Opinion: My te reo Māori journey - Sharyn Casey

  • Opinion
  • 16/09/2022
"If we can correct each other on how to say camembert and Möet, I’m pretty sure we can all help each other pronounce Tauranga correctly."
"If we can correct each other on how to say camembert and Möet, I’m pretty sure we can all help each other pronounce Tauranga correctly." Photo credit: Instagram

By Sharyn Casey

Tēnā Koutou katoa

Ko Sharyn Casey tōku ingoa

Nō Timaru ahau.

He Kaimahi ahau mā TORU

Greetings to everyone

My name is Sharyn Casey

I’m from Timaru

I work for THREE.

This is a mihi I learnt a few years ago in a reo lesson with the amazing Eru Paranihi and Wikitoria Day that we had for all the Three presenters and it fed my hunger to start to learn te reo Māori again.

As a kid growing up in Timaru I was obsessed with Māori culture. Learning poi and rakau, being in Kapa Haka for a school show, it inspired me to want to learn how to speak Māori fluently or to at least hold a conversation that it was the first subject option I chose when I went to high school in Christchurch.

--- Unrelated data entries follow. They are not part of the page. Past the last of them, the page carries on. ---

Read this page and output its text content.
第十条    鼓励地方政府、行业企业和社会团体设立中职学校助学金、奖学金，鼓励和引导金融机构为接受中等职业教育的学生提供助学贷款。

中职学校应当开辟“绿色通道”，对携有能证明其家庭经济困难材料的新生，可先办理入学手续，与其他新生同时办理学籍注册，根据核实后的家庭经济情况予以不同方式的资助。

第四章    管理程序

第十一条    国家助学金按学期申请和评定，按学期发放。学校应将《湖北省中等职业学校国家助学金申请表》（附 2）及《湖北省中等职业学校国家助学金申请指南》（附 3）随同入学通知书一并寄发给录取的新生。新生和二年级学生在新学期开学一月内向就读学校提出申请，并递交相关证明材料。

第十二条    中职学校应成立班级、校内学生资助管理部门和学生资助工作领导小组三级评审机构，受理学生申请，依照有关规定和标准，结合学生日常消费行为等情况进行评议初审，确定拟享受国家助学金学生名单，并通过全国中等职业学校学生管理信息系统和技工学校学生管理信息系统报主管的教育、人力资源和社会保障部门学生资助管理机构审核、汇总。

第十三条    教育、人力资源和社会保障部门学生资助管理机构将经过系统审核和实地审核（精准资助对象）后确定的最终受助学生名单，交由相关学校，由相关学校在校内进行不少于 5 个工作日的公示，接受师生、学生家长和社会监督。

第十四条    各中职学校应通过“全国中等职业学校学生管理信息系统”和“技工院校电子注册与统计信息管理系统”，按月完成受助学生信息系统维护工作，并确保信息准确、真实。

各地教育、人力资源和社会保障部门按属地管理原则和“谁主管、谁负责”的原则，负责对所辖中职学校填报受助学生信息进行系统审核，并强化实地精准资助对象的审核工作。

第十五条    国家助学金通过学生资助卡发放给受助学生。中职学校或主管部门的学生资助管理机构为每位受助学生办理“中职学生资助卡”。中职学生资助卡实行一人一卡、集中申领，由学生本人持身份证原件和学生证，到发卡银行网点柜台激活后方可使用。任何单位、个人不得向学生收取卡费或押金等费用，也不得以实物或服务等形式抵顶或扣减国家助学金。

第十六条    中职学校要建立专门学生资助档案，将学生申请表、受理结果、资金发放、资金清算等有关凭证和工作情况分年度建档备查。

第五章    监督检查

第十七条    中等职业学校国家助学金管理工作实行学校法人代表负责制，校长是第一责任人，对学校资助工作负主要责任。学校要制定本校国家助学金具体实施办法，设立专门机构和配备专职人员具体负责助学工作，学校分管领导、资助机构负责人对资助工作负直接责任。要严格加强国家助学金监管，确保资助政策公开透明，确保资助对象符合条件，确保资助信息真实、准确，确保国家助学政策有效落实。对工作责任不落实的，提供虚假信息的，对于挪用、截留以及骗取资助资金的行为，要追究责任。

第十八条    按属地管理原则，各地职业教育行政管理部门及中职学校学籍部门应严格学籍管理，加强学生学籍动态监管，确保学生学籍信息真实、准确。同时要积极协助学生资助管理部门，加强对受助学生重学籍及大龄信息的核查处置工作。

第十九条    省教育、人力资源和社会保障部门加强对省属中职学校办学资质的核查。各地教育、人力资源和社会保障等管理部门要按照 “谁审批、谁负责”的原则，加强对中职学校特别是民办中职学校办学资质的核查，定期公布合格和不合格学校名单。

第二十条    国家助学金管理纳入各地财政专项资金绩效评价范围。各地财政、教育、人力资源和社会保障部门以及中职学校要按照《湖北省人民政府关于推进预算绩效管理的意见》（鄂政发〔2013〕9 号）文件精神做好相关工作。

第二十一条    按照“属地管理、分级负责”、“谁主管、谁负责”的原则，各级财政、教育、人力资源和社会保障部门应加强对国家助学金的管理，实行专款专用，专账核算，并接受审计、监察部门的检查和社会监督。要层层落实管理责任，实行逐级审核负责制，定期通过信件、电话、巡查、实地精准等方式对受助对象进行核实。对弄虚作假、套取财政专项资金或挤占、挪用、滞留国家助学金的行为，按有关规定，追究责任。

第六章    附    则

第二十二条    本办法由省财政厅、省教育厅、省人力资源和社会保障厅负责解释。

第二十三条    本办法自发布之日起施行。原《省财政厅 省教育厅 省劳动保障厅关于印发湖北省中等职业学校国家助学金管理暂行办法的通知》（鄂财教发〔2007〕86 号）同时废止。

Annoyingly, when I moved to Wellington, I got ripped out in my class for making a couple of pronunciation mistakes and I gave up, but I stayed fascinated. 

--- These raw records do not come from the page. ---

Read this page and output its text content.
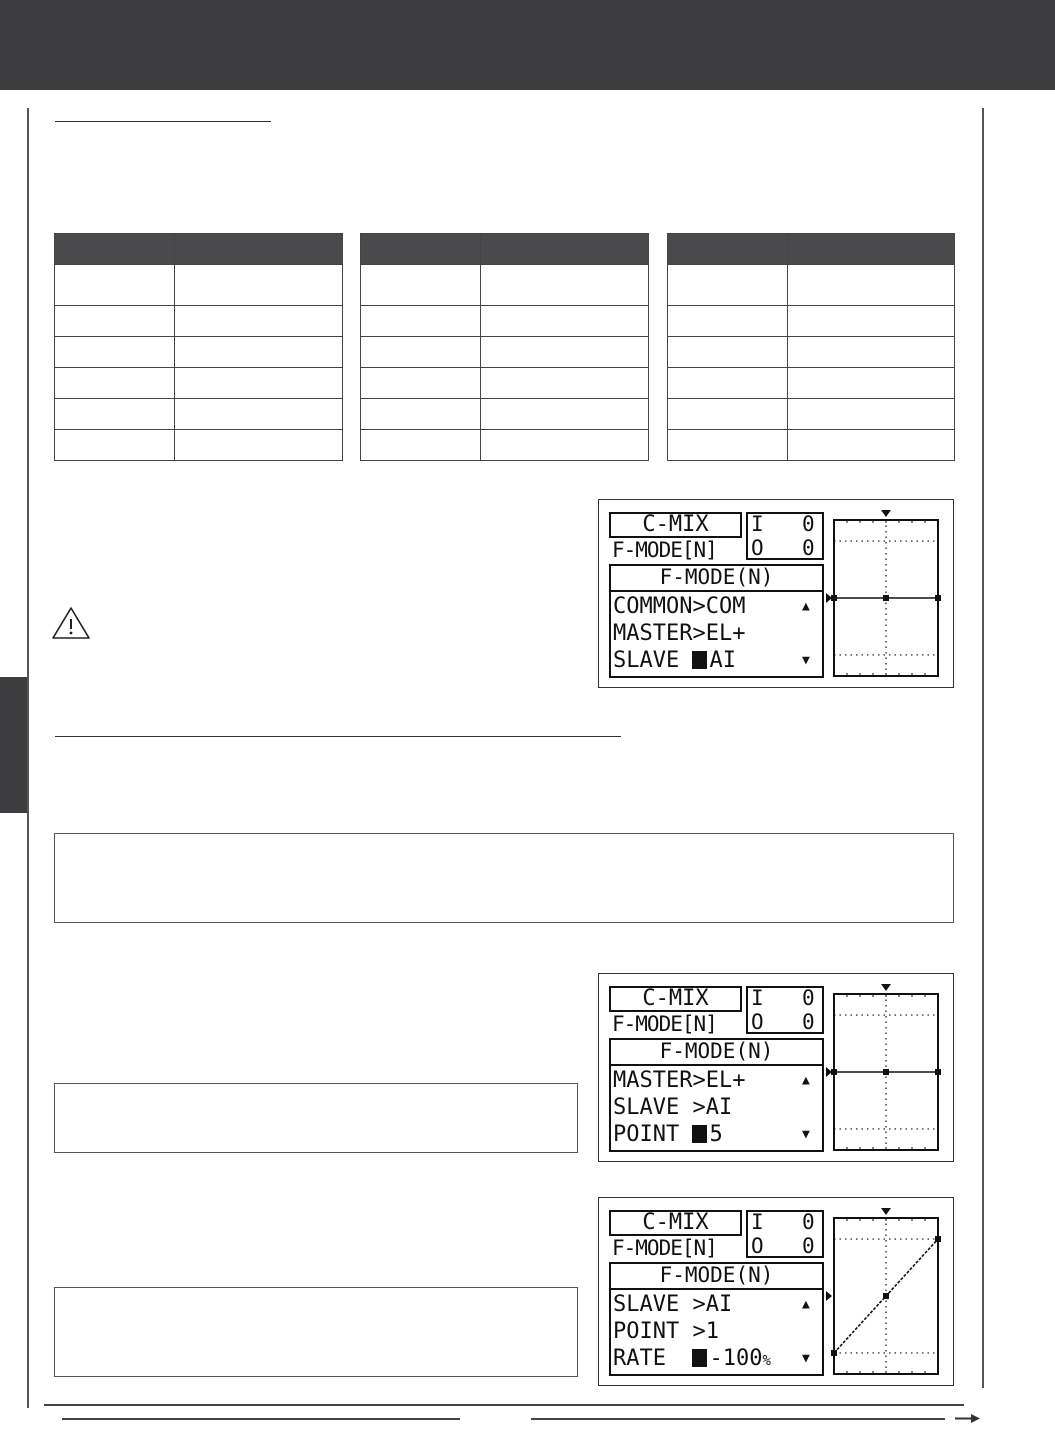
C-MIX
F-MODE[N]
I 0
O 0
F-MODE(N)
COMMON>COM	▲
MASTER>EL+
SLAVE AI	▼
C-MIX
F-MODE[N]
I 0
O 0
F-MODE(N)
MASTER>EL+	▲
SLAVE >AI
POINT 5	▼
C-MIX
F-MODE[N]
I 0
O 0
F-MODE(N)
SLAVE >AI	▲
POINT >1
RATE  -100% ▼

I'd try to learn from my sister's friends Hoehepa and Junior who were on their te reo journey at the time. Hoehepa gave me my pounamu which I still have and would teach me things but when I moved away from Wellington I didn’t really have anyone to learn from.

Fast forward to being in broadcasting, te reo is super important to me, being one of our official languages I wanted to make sure that we were representing on our radio show at The Edge, starting with making sure our pronunciation was always on point. 

When I started working with Jayden who's from Te Āti Awa (Taranaki) he started to teach me again, we incorporated reo into more breaks, every top of hour and where we could, it felt right and I loved learning.

When my oldest son Tyson was born, my husband Bryce and I were adamant our children would ALWAYS use correct Māori pronunciation, if the wrong pronunciation is used around him, we gently correct and let me tell you, if my 4-year-old can say Taupō properly, anyone can, so I encourage you to give it a go.

A few years ago, I got over my fear of trying and making mistakes when Stacey Morrison who has given me so much of her time over the years to help me told me "as long as you’re trying, it’s better than ignoring it" it made me feel brave again.

Since then I've picked so many of my friends' brains and ya know what, if you ask for help, someone will always give you a hand - in life, but also when learning te reo Māori.

When I was asked to be part of this campaign, I was a bit nervous, I knew people I strongly admire like Oriini Kaipara were involved and got into my head of letting people down by accidentally butchering their reo - but then, I got over myself and threw myself into it.

When it came to filming, I was sweating like a beast, over-talking nervously and then Oriini and Wikitoria walked into the room we were getting ready in and it quickly turned into one of the best hours of my career. 

I got to learn from two wāhine toa that I fan girl over so hard and they were beyond encouraging, kind and excited to see people giving it ago.

What I’m trying to say is, even if you feel scared, even if your brain says you’re gonna stuff it up, tell your brain to piss off and try.

You can learn on a course, through kids' books, through Scotty and Stacey Morrison’s books, podcasts, there's so many ways to learn the beautiful native language of Aotearoa, so don’t miss out, through yourself in and if you don’t get it right, that’s ok - But give it a go!

I mean, if we can correct each other on how to say camembert and Möet, I’m pretty sure we can all help each other pronounce Tauranga correctly, right?

Ngā Mihi to all the people that have helped me along the way.

Stacey, Kara, Wiki, Eru, K'Lee, Jayden, Oriini, Hoehepa, Junior and more, I really appreciate you, your patience and your reo.